WHAT DOES ALL OF THIS TELL US?
It tells us one universal truth about government policies the world over. Economic performance controls governments – not the other way around. Bill Clinton understood this most poignantly in his 1992 US presidential campaign – he effectively deployed on the American constituency the catch phrase, “It’s the economy stupid”.

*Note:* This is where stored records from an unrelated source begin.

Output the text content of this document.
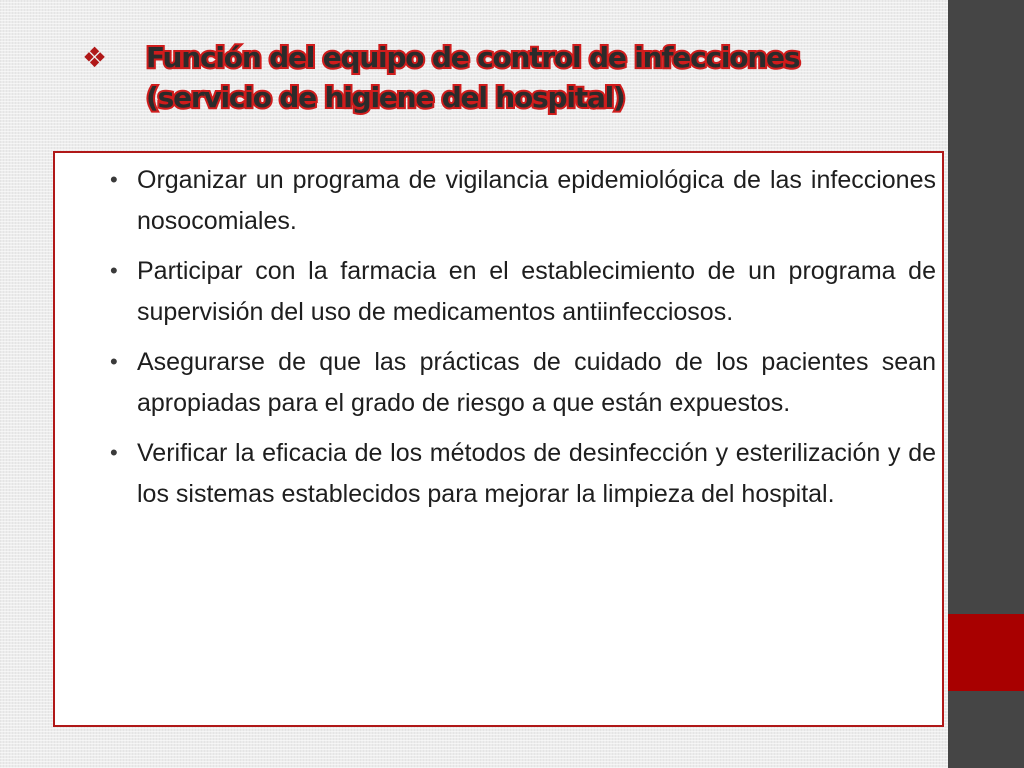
❖ Función del equipo de control de infecciones
(servicio de higiene del hospital)
• Organizar un programa de vigilancia epidemiológica de las infecciones nosocomiales.
• Participar con la farmacia en el establecimiento de un programa de supervisión del uso de medicamentos antiinfecciosos.
• Asegurarse de que las prácticas de cuidado de los pacientes sean apropiadas para el grado de riesgo a que están expuestos.
• Verificar la eficacia de los métodos de desinfección y esterilización y de los sistemas establecidos para mejorar la limpieza del hospital.
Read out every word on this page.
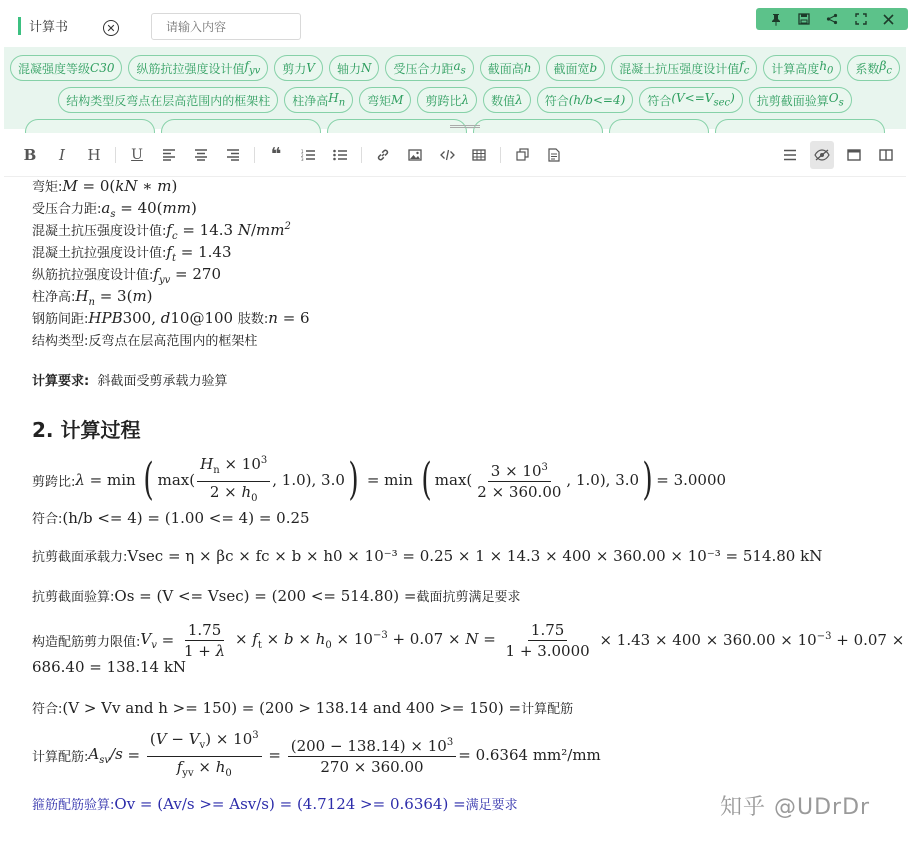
计算书	✕
请输入内容
混凝强度等级 C30	纵筋抗拉强度设计值 $f_{yv}$	剪力 V	轴力 N	受压合力距 $a_s$	截面高 h	截面宽 b	混凝土抗压强度设计值 $f_c$	计算高度 $h_0$	系数 $\beta_c$
结构类型反弯点在层高范围内的框架柱	柱净高 $H_n$	弯矩 M	剪跨比 λ	数值 λ	符合 (h/b<=4)	符合 $(V<=V_{sec})$	抗剪截面验算 $O_s$
B	I	H	U	❝	1
2
3
弯矩:M = 0(kN ∗ m)
受压合力距$:a_s = 40(mm)$
混凝土抗压强度设计值$:f_c = 14.3$ $N/mm^2$
混凝土抗拉强度设计值$:f_t = 1.43$
纵筋抗拉强度设计值$:f_{yv} = 270$
柱净高$:H_n = 3(m)$
钢筋间距:HPB300, d10@100 肢数:n = 6
结构类型:反弯点在层高范围内的框架柱
计算要求: 斜截面受剪承载力验算
2. 计算过程
剪跨比: λ = min ( $\max( \frac{H_n \times 10^3}{2 \times h_0}$ , 1.0), 3.0 ) = min ( $\max( \frac{3 \times 10^3}{2 \times 360.00}$ , 1.0), 3.0 ) = 3.0000
符合:(h/b <= 4) = (1.00 <= 4) = 0.25
抗剪截面承载力:Vsec = η × βc × fc × b × h0 × 10⁻³ = 0.25 × 1 × 14.3 × 400 × 360.00 × 10⁻³ = 514.80 kN
抗剪截面验算:Os = (V <= Vsec) = (200 <= 514.80) =截面抗剪满足要求
构造配筋剪力限值: $V_v = \frac{1.75}{1 + \lambda} \times f_t \times b \times h_0 \times 10^{-3} + 0.07 \times N = \frac{1.75}{1 + 3.0000} \times 1.43 \times 400 \times 360.00 \times 10^{-3} + 0.07$ ×
686.40 = 138.14 kN
符合:(V > Vv and h >= 150) = (200 > 138.14 and 400 >= 150) =计算配筋
计算配筋: $A_{sv}/s = \frac{(V - V_v) \times 10^3}{f_{yv} \times h_0} = \frac{(200 - 138.14) \times 10^3}{270 \times 360.00} = 0.6364$ mm²/mm
箍筋配筋验算:Ov = (Av/s >= Asv/s) = (4.7124 >= 0.6364) =满足要求	知乎 @UDrDr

Given where SA is right now economically, there is little chance that the NHI will be able to receive significant government funding! GDP growth is at 0.6%, tax collections are down, the budget deficit at 6.3% with government debt at 60% of GDP – and mounting faster than National Treasury can count the number of SOE bailouts it has provided.
Even if the remote chance of additional taxes on a narrow and stressed tax base comes about, the extra funds will almost certainly be deployed to more urgent fiscal needs in order to save the country from the possibility of an IMF bailout – something which government wants to avoid at virtually all costs.
None of this points to SA being in a position anytime soon to build NHI. Once economic realities come to the fore, it will be realised that a willing and able, voluntarily financed private healthcare sector, covering 9 million citizens, is a national asset contributing to, rather than impeding, attainment of UHC.
Once one looks past the rhetoric of government’s NHI promises, the only conclusion possible is that the private healthcare sector is not going to disappear or change materially anytime soon!